Bipolar Disorder combines depression with episodes of mania or hypomania with more frequently occurring depression. Unipolar depression refers to those suffering only depression. Individuals may only suffer from recurrent bouts of depression for some time before an initial manic attack which creates confusion in establishing the correct diagnosis.

Subtle differences exist between unipolar depression and bipolar depression.
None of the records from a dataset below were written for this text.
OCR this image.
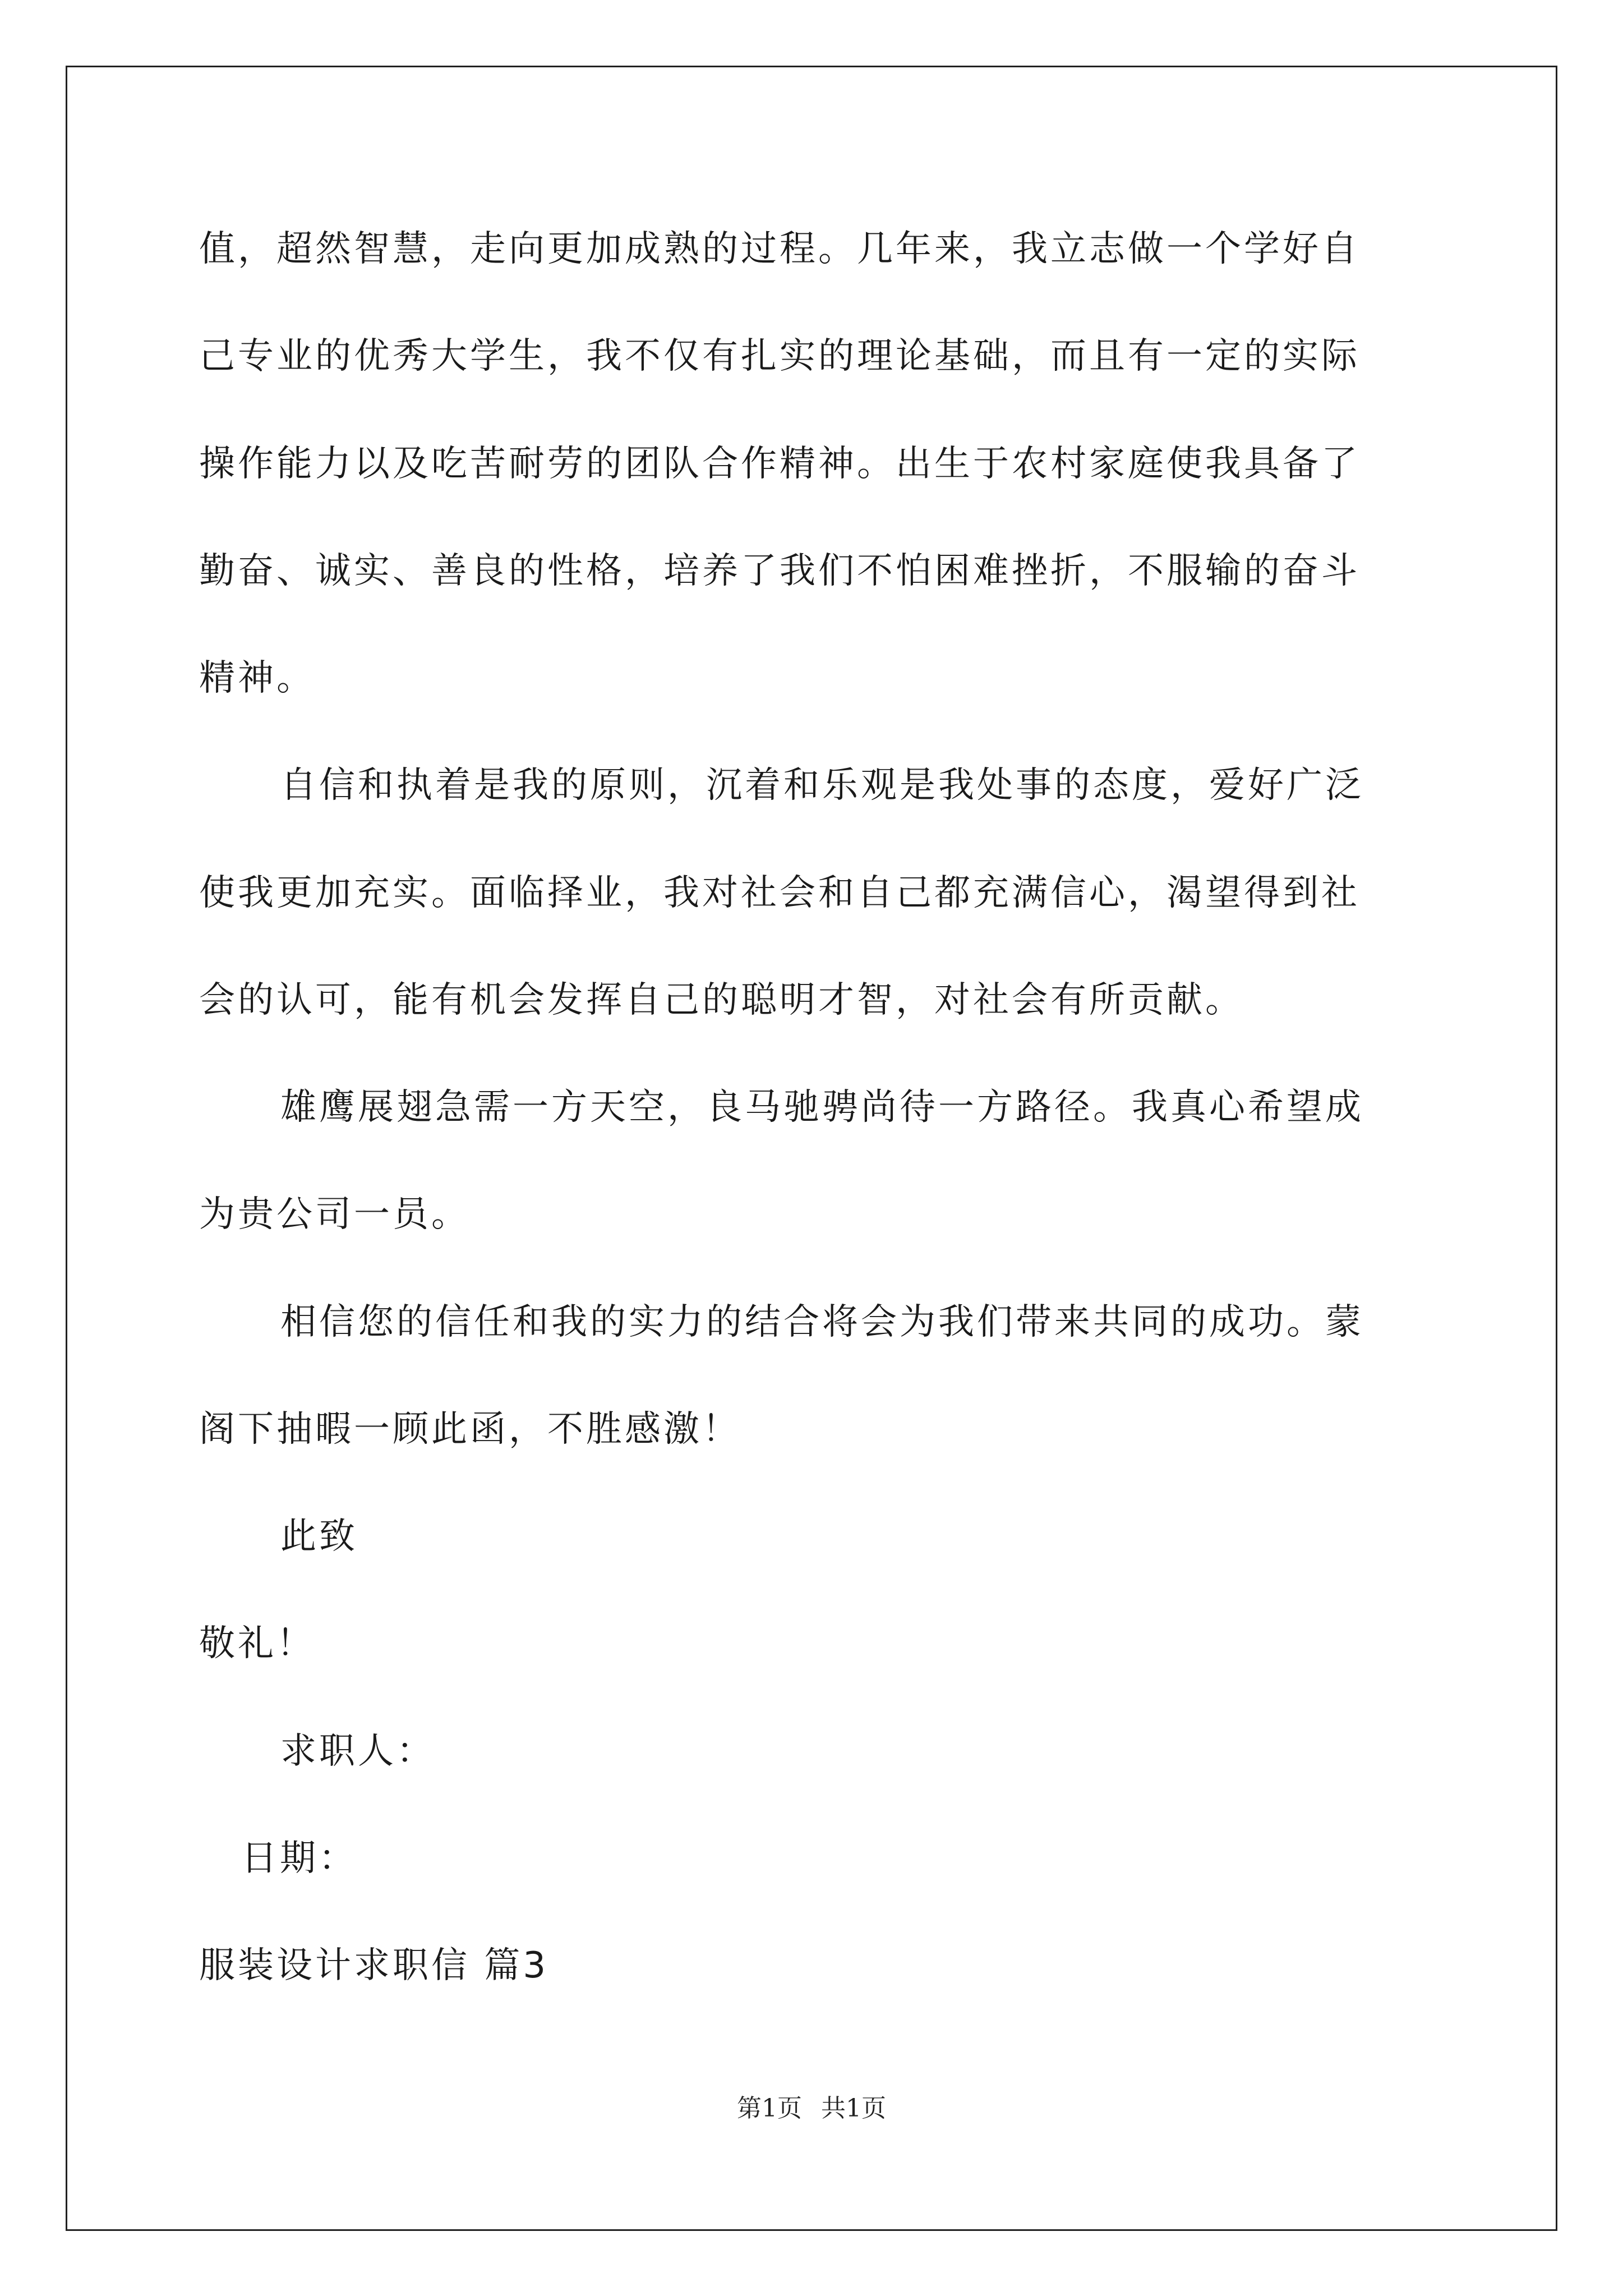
值，超然智慧，走向更加成熟的过程。几年来，我立志做一个学好自
己专业的优秀大学生，我不仅有扎实的理论基础，而且有一定的实际
操作能力以及吃苦耐劳的团队合作精神。出生于农村家庭使我具备了
勤奋、诚实、善良的性格，培养了我们不怕困难挫折，不服输的奋斗
精神。
自信和执着是我的原则，沉着和乐观是我处事的态度，爱好广泛
使我更加充实。面临择业，我对社会和自己都充满信心，渴望得到社
会的认可，能有机会发挥自己的聪明才智，对社会有所贡献。
雄鹰展翅急需一方天空，良马驰骋尚待一方路径。我真心希望成
为贵公司一员。
相信您的信任和我的实力的结合将会为我们带来共同的成功。蒙
阁下抽暇一顾此函，不胜感激！
此致
敬礼！
求职人：
日期：
服装设计求职信 篇3
第1页 共1页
In Bipolar Disorder symptoms of depression generally occur at an earlier age, are of shorter duration and occur more frequently than in unipolar depression. Not uncommonly bipolar depression may be associated with a greater incidence of excessive sleep, emotional lability and weight instability.

Manifestations of depression in bipolar disorder include a low or irritable mood, fatigue, and lack of ability to concentrate. Other symptoms include indecisiveness, loss of energy, change in weight and sleep patterns. Many lose interest or pleasure in previous enjoyable activities.
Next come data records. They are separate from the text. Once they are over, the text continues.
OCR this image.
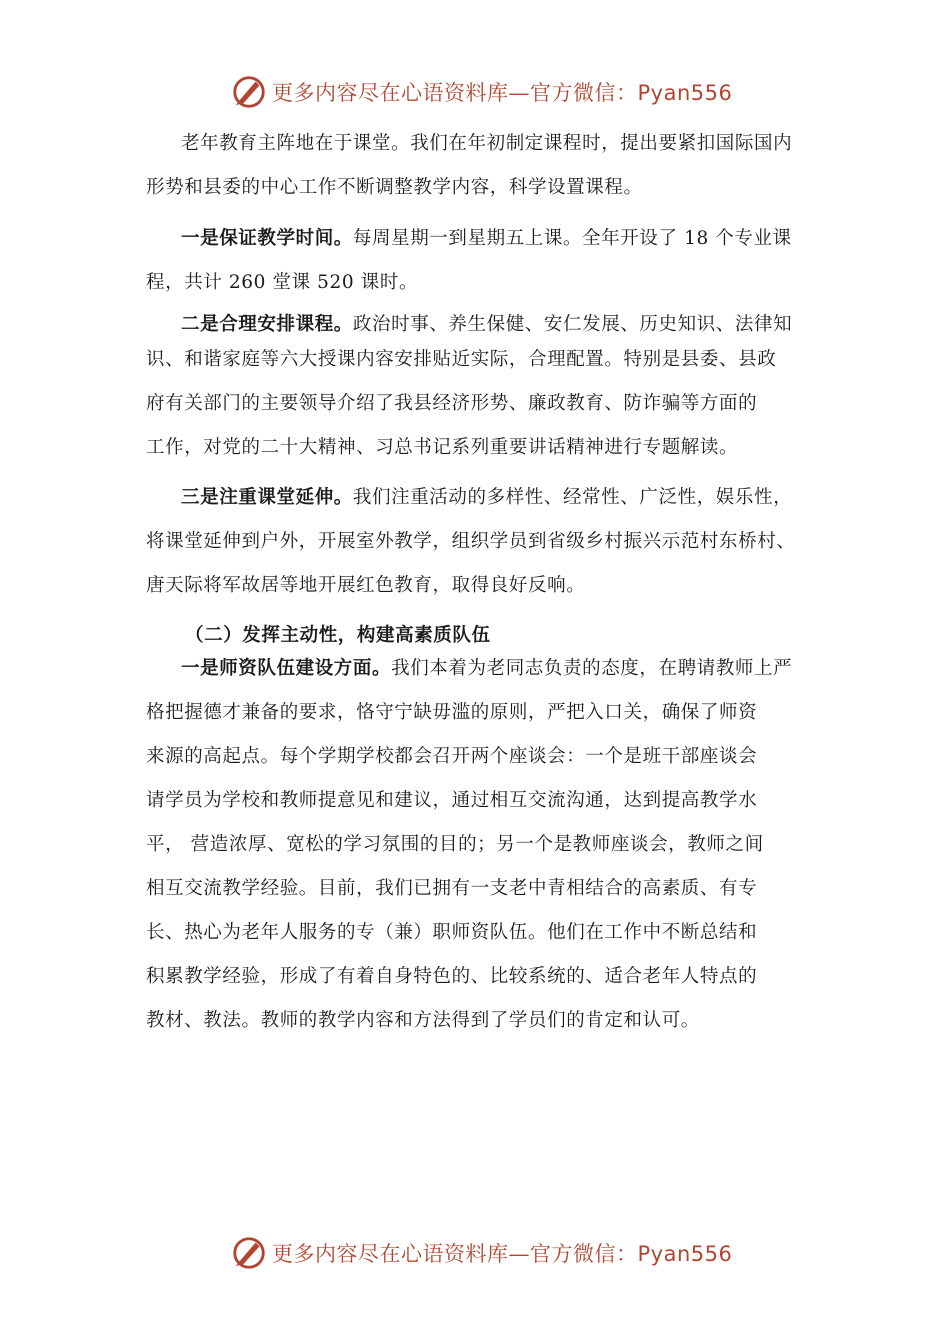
更多内容尽在心语资料库—官方微信：Pyan556
老年教育主阵地在于课堂。我们在年初制定课程时，提出要紧扣国际国内
形势和县委的中心工作不断调整教学内容，科学设置课程。
一是保证教学时间。每周星期一到星期五上课。全年开设了 18 个专业课
程，共计 260 堂课 520 课时。
二是合理安排课程。政治时事、养生保健、安仁发展、历史知识、法律知
识、和谐家庭等六大授课内容安排贴近实际，合理配置。特别是县委、县政
府有关部门的主要领导介绍了我县经济形势、廉政教育、防诈骗等方面的
工作，对党的二十大精神、习总书记系列重要讲话精神进行专题解读。
三是注重课堂延伸。我们注重活动的多样性、经常性、广泛性，娱乐性，
将课堂延伸到户外，开展室外教学，组织学员到省级乡村振兴示范村东桥村、
唐天际将军故居等地开展红色教育，取得良好反响。
（二）发挥主动性，构建高素质队伍
一是师资队伍建设方面。我们本着为老同志负责的态度，在聘请教师上严
格把握德才兼备的要求，恪守宁缺毋滥的原则，严把入口关，确保了师资
来源的高起点。每个学期学校都会召开两个座谈会：一个是班干部座谈会
请学员为学校和教师提意见和建议，通过相互交流沟通，达到提高教学水
平， 营造浓厚、宽松的学习氛围的目的；另一个是教师座谈会，教师之间
相互交流教学经验。目前，我们已拥有一支老中青相结合的高素质、有专
长、热心为老年人服务的专（兼）职师资队伍。他们在工作中不断总结和
积累教学经验，形成了有着自身特色的、比较系统的、适合老年人特点的
教材、教法。教师的教学内容和方法得到了学员们的肯定和认可。
更多内容尽在心语资料库—官方微信：Pyan556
Genetic inheritance plays a major role in Bipolar Disorder. Onset typically appears during the late teenage years which impacts on normal development and function. Bipolar Disorder increases the risk of suicide, substance abuse and academic, behavioral or interpersonal difficulties.

Factors increasing the risk of suicide include Bipolar 1 Disorder, predominant depression, being a single parent, rapid cycling and experiencing coexisting borderline personality disorder. Women attempt suicide more often, but men actually complete suicide more frequently. A previous attempt remains the most common risk factor. Often a precipitating event such as interpersonal conflict acts as the watershed moment.

Death occurs at a younger age in Bipolar Disorder than in the general population. Suicide accounts for only a fraction this problem.

Treatment remains an issue lacking in uniformity. Improperly treated, Bipolar Disorder may worsen in trajectory. Initial assessment includes determination of whether the individual poses a physical threat to themselves or others in which case hospitalization may be required.

Mania generally is addressed by a mood stabilizer. Popular in this group are lithium, valproate and carbamazepine. An increasing tendency relies on anti-psychotics to treat mania. Often a combination of agents appears necessary. Standard antidepressants remain out of favor for the depression of Bipolar Disorder due to the fear they might precipitate a manic attack. Anti-psychotic therapies are the current preferred drugs for Bipolar Depression but they may be associated with a long list of adverse effects.